I pounced eagerly on Black Ivory. Here, maybe, was a novel I could make work with my hard-to-quell classes of teenage boys. Well some classes actually liked this 1820s adventure story and I got to know it pretty well. I’ve just reread it for the first time in half a century knowing that books often seem to have changed a lot when you return to them after a long absence.

It’s a first person narrative which tells the story of  Ralph Rudd, a lad obliged to go to sea because his farming family have lost everything. Naïve and easily duped, he finds himself on the Nero, crewed by well characterised ugly brutes.  Now, this is the 1820s and slave trading had been banned in the British Empire since 1807. Inevitably there must have been ongoing illegal trading for a while and that is what the Nero is involved in – to Ralph’s horror. He does his best to scupper it when he realises what’s happening but of course it isn’t simple.

So how do we feel about such a novel now? The story telling is strong and Collins’s pacy style keeps you turning the pages. From a literary point of view, it’s rooted in one of the world’s seven stories: voyage and return. It feels very odd now to read a novel in which there are no female characters apart from Ralph’s mother and sister who feature peripherally at the beginning and end.

Inevitably the unspeakable people who are running this trade (and all trying to double cross each other) use what is now taboo language when speaking of their “cargo”. Ralph himself neutrally uses the word “negro” and it is absolutely clear that the author and his narrator are appalled by what is going on and expect the reader to be too. Justice eventually prevails and all the men trying to traffic slaves get their comeuppance at the end.

I don’t think, when I was in my 20s that I had heard of the Zong massacre of 1781 in which 130 slaves were killed by being thrown overboard leading to an insurance claim by a Liverpool-based syndicate. It must, however, surely have been in Collins’s mind when he has the beleaguered Captain Swing giving the order to unshackle the slaves and drive them overboard in order to destroy the evidence of his trafficking crime? Even now, thinking about this is chilling, nauseating and profoundly shocking. Fortunately in the novel – eleventh hour and all that – it doesn’t actually happen.

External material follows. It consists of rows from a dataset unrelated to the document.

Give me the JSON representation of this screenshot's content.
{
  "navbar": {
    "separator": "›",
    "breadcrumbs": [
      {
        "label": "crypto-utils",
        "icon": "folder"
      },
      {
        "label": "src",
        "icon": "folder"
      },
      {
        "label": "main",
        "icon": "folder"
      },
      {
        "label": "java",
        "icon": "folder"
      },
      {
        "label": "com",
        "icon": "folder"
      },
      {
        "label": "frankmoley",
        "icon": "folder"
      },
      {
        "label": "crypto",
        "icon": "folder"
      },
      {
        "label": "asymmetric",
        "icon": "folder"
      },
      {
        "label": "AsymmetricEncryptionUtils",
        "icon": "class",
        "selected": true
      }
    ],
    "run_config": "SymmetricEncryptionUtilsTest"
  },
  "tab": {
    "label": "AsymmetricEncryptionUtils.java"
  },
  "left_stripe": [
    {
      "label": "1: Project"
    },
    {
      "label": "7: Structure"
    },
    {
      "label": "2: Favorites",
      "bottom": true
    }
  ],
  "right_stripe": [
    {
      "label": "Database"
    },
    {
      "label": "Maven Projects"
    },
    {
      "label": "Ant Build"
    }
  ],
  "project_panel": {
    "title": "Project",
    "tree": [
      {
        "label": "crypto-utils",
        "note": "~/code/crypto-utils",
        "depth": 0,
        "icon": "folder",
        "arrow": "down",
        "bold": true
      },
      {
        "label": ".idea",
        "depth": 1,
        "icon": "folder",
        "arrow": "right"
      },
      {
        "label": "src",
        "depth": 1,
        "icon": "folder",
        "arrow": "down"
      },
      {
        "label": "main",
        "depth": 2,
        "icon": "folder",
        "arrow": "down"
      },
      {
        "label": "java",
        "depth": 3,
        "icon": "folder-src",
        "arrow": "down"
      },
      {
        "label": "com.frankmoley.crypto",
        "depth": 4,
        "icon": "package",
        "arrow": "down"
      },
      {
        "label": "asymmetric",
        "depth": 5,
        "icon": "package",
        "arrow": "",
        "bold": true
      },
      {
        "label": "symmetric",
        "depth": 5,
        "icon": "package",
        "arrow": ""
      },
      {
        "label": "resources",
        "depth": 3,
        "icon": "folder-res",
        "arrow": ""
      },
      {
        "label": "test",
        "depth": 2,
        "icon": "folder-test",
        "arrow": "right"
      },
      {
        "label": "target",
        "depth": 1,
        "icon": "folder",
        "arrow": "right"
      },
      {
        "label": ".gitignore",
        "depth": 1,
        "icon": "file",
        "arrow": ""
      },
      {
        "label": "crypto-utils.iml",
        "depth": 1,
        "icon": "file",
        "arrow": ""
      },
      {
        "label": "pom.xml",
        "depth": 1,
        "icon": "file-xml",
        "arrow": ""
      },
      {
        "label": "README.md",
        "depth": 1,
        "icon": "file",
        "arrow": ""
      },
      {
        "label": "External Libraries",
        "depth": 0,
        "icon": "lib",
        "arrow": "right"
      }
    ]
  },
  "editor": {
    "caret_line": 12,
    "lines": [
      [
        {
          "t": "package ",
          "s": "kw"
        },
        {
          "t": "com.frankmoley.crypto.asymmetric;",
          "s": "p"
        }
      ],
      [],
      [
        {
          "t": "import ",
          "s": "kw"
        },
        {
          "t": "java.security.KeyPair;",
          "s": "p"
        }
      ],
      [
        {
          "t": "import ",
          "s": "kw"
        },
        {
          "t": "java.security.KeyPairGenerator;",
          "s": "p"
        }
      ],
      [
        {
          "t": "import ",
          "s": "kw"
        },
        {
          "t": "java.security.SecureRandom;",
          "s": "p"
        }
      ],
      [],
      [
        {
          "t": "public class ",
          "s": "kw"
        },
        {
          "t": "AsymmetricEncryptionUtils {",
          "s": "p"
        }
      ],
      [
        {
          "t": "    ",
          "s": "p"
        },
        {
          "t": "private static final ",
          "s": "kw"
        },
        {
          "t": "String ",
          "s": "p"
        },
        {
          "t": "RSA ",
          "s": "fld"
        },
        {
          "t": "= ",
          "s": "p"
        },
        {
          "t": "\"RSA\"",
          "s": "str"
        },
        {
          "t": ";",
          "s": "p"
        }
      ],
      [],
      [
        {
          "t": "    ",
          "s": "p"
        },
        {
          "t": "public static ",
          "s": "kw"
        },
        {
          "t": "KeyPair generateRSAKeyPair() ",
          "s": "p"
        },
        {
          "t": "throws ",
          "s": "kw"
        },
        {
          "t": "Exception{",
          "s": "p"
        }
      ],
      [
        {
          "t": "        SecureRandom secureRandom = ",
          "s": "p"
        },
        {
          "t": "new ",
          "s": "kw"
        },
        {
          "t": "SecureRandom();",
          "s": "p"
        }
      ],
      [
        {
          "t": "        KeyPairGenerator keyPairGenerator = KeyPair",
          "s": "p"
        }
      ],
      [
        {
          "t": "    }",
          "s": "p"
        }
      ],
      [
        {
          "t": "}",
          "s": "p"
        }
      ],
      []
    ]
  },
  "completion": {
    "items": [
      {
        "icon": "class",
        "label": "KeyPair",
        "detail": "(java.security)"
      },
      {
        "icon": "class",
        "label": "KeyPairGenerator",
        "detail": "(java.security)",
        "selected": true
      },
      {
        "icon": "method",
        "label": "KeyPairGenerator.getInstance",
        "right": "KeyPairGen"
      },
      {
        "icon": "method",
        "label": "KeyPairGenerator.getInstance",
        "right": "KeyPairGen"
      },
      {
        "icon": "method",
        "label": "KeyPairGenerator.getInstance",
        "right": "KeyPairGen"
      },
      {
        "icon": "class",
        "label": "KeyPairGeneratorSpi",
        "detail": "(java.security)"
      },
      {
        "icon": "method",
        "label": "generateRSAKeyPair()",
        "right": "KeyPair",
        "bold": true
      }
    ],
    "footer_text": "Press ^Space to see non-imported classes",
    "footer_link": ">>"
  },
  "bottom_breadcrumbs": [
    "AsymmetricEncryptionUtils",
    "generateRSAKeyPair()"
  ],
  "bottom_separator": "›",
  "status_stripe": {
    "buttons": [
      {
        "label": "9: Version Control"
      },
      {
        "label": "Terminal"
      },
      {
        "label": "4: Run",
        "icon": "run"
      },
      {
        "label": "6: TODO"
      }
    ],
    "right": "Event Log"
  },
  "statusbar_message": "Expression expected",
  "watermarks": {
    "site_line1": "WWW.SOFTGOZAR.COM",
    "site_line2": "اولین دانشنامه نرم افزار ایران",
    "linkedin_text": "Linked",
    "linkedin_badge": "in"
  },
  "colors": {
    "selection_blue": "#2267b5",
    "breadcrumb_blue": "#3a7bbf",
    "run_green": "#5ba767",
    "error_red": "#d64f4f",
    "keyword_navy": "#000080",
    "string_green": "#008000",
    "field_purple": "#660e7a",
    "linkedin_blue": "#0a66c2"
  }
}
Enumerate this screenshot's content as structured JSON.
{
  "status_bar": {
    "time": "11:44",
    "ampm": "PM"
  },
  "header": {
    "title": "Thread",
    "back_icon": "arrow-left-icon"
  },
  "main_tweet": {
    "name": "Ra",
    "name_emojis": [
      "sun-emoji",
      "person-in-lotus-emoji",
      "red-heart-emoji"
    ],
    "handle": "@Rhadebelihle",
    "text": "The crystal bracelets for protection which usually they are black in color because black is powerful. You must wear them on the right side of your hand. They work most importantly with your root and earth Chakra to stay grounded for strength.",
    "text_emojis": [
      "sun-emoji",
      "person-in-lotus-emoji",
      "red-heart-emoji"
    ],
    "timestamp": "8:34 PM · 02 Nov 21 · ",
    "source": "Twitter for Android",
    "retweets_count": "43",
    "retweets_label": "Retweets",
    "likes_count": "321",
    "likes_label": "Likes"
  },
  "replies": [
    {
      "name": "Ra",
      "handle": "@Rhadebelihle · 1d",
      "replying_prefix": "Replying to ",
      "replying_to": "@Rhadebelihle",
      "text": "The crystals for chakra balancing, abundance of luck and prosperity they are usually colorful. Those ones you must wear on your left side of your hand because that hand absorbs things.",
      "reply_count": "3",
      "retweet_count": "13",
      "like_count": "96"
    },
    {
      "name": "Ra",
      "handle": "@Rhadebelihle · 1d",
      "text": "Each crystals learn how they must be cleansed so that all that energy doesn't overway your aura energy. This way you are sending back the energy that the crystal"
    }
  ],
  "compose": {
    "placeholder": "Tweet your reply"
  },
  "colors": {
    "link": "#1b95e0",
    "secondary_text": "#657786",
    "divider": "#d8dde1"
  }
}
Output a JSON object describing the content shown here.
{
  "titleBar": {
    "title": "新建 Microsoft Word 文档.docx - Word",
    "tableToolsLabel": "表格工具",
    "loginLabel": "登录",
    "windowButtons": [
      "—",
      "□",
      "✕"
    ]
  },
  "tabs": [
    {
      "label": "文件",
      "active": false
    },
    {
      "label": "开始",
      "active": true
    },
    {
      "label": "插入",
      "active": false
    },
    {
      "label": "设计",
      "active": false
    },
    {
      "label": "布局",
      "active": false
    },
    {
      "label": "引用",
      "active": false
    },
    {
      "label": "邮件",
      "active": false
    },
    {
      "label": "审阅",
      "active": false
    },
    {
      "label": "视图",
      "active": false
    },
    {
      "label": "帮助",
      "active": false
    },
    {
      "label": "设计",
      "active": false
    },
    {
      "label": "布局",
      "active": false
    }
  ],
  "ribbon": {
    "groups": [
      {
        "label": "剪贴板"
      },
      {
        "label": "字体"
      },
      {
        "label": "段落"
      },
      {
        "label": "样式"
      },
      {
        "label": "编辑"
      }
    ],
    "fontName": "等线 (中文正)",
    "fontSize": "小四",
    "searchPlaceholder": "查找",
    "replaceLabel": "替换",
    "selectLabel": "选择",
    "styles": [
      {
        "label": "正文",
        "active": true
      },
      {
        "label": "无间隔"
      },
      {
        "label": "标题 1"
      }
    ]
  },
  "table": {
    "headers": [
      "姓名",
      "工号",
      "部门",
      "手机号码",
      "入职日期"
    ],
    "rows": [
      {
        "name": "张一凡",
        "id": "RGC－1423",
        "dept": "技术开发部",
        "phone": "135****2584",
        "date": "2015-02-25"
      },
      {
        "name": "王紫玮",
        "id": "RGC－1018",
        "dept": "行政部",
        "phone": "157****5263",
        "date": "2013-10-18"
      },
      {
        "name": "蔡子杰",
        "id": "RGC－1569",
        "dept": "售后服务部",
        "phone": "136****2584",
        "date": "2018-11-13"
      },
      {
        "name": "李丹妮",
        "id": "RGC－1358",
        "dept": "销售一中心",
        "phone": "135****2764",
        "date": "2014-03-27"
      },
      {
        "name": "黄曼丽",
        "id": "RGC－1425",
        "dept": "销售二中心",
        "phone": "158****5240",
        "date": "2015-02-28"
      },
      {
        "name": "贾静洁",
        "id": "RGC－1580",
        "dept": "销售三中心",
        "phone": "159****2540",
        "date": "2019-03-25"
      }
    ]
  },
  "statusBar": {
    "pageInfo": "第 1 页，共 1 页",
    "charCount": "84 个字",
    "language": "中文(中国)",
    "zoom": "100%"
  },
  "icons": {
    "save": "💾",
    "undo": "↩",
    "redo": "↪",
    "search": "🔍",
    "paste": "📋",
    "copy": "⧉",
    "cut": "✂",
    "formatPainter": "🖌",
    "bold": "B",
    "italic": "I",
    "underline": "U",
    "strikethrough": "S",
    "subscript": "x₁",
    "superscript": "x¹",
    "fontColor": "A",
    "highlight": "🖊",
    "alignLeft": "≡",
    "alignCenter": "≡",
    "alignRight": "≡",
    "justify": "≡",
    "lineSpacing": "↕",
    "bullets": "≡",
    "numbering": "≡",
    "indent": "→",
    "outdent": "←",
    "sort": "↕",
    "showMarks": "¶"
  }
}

It amazes me now that I used to teach this book quite cheerfully to the most diverse classes I have ever taught. Some of those boys would have known far more – from family history – about slavery and man’s inhumanity to man than I ever will but I don’t remember much in the way of in-depth discussion.  I doubt very much that any teacher would offer this novel to students now – it’s actually a pretty moral tale in a derring-do sort of way but could easily be misconstrued by anyone who didn’t read it thoughtfully.